Las catedrales, como espacios únicos y sublimes para relacionarse con Dios, como miembros de la Iglesia, están de más, re- convertidas en anti-sagradas. No es posible rezar, ni comunicarse con Dios y con los demás, en medio de tantas riquezas, tantos simbolismos y ritualismos paganos, rematadamente mal “cristianizados” y con el testimonio permanente, anti- constitucional, ofensivo y absurdo respecto a la discriminación de la mujer y, en general, del laicado, condenado de por vida y seudo- dogmas, a recitar el AMÉN sin ser ni experimentar ser ni pueblo ni “palabras de Dios”.

Las catedrales con precisamente los lugares y las situaciones en las que las discriminaciones campean con fulgores más “irreligiosos”, por tanto, anti sociales y anti-evangelio. El pueblo-pueblo se ha percatado de ello y las catedrales se despueblan, respondiendo al clamor de sus campanas solo en los días de fiesta, para admirar los cortejos o para ser admirados.

Las catedrales- templos (como el de Jerusalén) no fueron lugares de oración que frecuentara Jesús. Templos para tal menester fueron para él los montes y el desierto. Y las noches. Reeducar en este Evangelio es ministerio y condición indispensablemente sinodal “y en salida”. Estos lugares y situaciones son los que, desde el más elemental planteamiento teológico de la ecología, es lo que le hace falta hoy a la Iglesia, tal y como lo proclama el papa Francisco con sacrosanta insistencia.

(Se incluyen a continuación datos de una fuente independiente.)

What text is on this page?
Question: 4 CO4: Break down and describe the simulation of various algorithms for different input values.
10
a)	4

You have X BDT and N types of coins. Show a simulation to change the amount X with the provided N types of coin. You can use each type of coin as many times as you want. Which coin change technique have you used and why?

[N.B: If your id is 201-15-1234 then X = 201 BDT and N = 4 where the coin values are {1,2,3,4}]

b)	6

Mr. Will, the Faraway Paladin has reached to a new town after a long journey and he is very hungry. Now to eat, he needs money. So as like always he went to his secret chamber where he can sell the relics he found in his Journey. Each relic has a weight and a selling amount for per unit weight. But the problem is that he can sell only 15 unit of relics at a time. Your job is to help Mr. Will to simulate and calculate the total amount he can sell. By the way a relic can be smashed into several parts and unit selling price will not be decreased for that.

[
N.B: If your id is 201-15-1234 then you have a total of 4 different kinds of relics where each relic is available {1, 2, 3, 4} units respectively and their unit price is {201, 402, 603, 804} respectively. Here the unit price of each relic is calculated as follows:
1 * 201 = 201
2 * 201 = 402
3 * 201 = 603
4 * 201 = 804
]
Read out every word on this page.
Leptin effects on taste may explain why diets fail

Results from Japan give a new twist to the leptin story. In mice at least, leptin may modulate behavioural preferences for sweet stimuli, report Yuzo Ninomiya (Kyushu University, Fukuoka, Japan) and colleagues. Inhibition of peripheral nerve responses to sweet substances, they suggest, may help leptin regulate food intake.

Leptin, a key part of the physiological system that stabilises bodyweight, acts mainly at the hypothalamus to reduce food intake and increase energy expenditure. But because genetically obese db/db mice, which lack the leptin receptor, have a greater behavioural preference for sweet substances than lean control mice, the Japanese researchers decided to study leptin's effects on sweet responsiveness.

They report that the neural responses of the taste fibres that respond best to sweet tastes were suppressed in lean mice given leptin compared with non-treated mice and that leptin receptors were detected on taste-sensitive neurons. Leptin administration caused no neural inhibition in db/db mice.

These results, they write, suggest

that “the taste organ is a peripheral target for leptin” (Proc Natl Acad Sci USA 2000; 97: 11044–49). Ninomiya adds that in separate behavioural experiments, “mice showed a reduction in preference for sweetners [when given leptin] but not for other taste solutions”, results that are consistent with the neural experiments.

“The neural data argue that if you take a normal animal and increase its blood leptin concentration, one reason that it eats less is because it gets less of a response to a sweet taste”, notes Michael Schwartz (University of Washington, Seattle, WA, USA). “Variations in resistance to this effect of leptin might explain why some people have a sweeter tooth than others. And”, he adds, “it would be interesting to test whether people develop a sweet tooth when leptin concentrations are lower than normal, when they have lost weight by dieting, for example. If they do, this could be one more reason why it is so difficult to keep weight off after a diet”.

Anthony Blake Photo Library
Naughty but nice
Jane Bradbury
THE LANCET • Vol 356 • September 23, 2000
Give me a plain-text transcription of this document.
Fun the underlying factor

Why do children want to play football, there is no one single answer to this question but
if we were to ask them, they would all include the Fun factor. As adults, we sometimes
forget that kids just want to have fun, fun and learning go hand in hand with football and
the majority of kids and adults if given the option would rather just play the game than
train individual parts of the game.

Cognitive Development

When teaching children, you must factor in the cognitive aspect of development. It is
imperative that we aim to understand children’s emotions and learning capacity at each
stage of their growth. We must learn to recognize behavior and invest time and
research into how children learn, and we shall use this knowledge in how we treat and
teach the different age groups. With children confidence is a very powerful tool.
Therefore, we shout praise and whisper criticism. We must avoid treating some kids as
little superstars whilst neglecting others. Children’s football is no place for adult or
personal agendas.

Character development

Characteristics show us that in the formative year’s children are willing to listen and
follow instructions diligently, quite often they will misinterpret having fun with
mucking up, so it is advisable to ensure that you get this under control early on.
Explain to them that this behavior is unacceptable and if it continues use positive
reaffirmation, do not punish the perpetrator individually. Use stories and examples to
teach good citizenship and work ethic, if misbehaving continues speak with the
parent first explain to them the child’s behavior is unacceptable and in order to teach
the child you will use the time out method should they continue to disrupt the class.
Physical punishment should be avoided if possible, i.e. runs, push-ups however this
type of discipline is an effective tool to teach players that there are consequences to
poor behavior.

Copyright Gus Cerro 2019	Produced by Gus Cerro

No es, ni será, solo o fundamental, en la Iglesia, que sus catedrales sean otros tantos museos, con obras de arte únicas en el mundo. Sobre tal condición museística, la verdadera justificación religiosa está en lo de la cátedra episcopal. De no ser así, como acontece con denodada frecuencia, más que obispos, faltarían en las diócesis expertos en arte, cuya solución y arreglo serían más factibles.